Soon after I heard from the Cynic-Hater, I got a message from guy whose avatar is him having anal sex with another man.
We messaged back and forth a little bit. At one point he asked if he was too slutty for me. I told him no, that my own sluttiness was hampered only by opportunity. Which I actually think is true – although I do have some standards.
He said things like: “I would prefer to have one partner as well, with whom I have a strong connection. The problem though, in my experience, is that after six months or so of serious dating, when a woman starts to fall hard for me, she typically wants to put the swinging on hold. I sort of get it. Watching a guy you merely like fuck another person is kind of fun. Watching someone you LOVE do it… well, that is hard for some.”
So, seemed reasonable. His marriage had also been sexless for 3 years, so we had some common background.
One night I went to sleep mid-conversation and I woke up to a message he had sent that night that said: “In the battle for your attention, it seems I am losing.” I told him he sounded like me and should just chill out.
All in all, he didn’t seem like a douchebag and other than being a total slut, seemed like a humble and interesting guy.
He also said “I’m a single parent too. My daughter just turned five. I have her every other weekend and once in awhile during the week. So I still manage to have lots of time and space to get laid. It tends to be other people’s schedules that are the problem mostly.”
We kept chatting, we moved to BBM and he sent me a pic of his face. Normal looking dude, nice warm smile. It was an interesting proposition. We agreed to meet for a quick coffee in my neighborhood on Sunday. Yes, I was sick, but this was a 2 minute walk from my house and I was going stir crazy. My son was with my step-dad at a party.
Then just before we are supposed to meet, he tells me he’s actually married. The usual story – terrible relationship, unhappy. He left his first wife for this woman, who was all willing to be open and swing etc., then she changed! and now they are miserable. He’s had long term mistresses and can make all kinds of time.
I figured I would meet him anyway. Not sure why, to be honest. I’m pretty clear I don’t want to be involved with someone who is married. But I was in this head space thinking that quite frankly I had no time anyway… maybe a nice FWB with no potential might be a plan.
I’m going to chalk that up to the codeine I was taking for my cough.
We met for a drink. He had beer and I had herbal tea. There was no crazy physical connection. He was a neutral enough guy. He complained he couldn’t leave this marriage because what does it mean if his first marriage was a failure and now this one, blah blah blah, and it was better to just stay in the bed he made. He complained his current partner had changed; she said she was into swinging and now she’s not. He implied that he wouldn’t leave his current partner until he had someone to leave for.
I looked at him and said the following things (not all at once):
- You know you need to leave your marriage, right, if you are that miserable and can’t repair it?
- What are you going to do, be unhappy for another 40 years?
- You are aware that the failure rate for second marriages is higher than first ones?
- Did you think that the affair you were having was going to remain like that when it became a long-term relationship?
- Affairs are a fantasy, not a reality.
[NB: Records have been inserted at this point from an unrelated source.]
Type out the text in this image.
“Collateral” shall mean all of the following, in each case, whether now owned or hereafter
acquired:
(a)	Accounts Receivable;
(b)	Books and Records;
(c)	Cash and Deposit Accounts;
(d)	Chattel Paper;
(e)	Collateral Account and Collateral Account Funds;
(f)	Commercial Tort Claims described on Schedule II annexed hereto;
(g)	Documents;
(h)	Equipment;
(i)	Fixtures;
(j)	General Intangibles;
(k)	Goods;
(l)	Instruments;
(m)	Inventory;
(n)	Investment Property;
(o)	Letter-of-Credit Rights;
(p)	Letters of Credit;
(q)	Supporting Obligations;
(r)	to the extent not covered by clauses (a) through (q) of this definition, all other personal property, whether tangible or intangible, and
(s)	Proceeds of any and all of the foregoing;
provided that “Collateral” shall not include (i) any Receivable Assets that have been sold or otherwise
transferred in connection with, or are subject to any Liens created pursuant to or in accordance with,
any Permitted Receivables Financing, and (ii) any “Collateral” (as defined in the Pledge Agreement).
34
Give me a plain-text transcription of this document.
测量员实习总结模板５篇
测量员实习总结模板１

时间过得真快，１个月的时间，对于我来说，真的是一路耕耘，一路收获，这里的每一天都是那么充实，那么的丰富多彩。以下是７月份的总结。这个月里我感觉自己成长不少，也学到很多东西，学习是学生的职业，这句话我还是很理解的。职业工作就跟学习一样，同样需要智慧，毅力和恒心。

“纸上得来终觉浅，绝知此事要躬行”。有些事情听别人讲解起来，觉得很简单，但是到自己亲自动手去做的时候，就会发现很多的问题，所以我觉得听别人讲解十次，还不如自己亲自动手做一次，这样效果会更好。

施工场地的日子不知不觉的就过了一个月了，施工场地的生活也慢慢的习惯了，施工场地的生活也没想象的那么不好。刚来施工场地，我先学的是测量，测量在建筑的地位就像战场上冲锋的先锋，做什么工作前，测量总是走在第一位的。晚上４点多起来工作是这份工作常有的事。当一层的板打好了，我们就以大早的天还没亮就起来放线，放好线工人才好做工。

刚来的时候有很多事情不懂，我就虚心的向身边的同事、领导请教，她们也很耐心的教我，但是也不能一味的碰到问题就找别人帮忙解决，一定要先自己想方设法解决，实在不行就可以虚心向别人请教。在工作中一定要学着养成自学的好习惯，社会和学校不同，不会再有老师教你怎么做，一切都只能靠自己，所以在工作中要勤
You can’t believe that the relationship is going to stay the same when now you are arguing about who will do the dishes.
- You won’t actually be in a place to have a successful relationship until you actually know that you will be okay alone, and figure out what you want and need.
Nobody had ever said those kinds of things to him before. He was stunned, looked at me with amazement and thanked me for being honest with him.
He told me he wanted to take me to the gang bang night. I told him I’d think about it but wasn’t sure I was going to go. He spent some time telling me the things he’d have to coordinate so that he could be away for the night, and I realized that yes, I have no patience for someone who is married.
He gave me a quick kiss goodbye and I went back home to my nice warm bed.
I did some thinking. I dumped the Dog Trainer, and went to bed.
The next day I told him I was on the fence about going to the gang bang night with him. Which was true. He would have been a not-terrible choice of someone “safe” to accompany me. I could have had a FWB thing with him (putting aside the situation he was in and how he didn’t take control of his life).
But I know I want more, and would continue to seek more. So why even bother?
So I told him that. Basically, no.
I didn’t go there at all. Not even once. Yay me.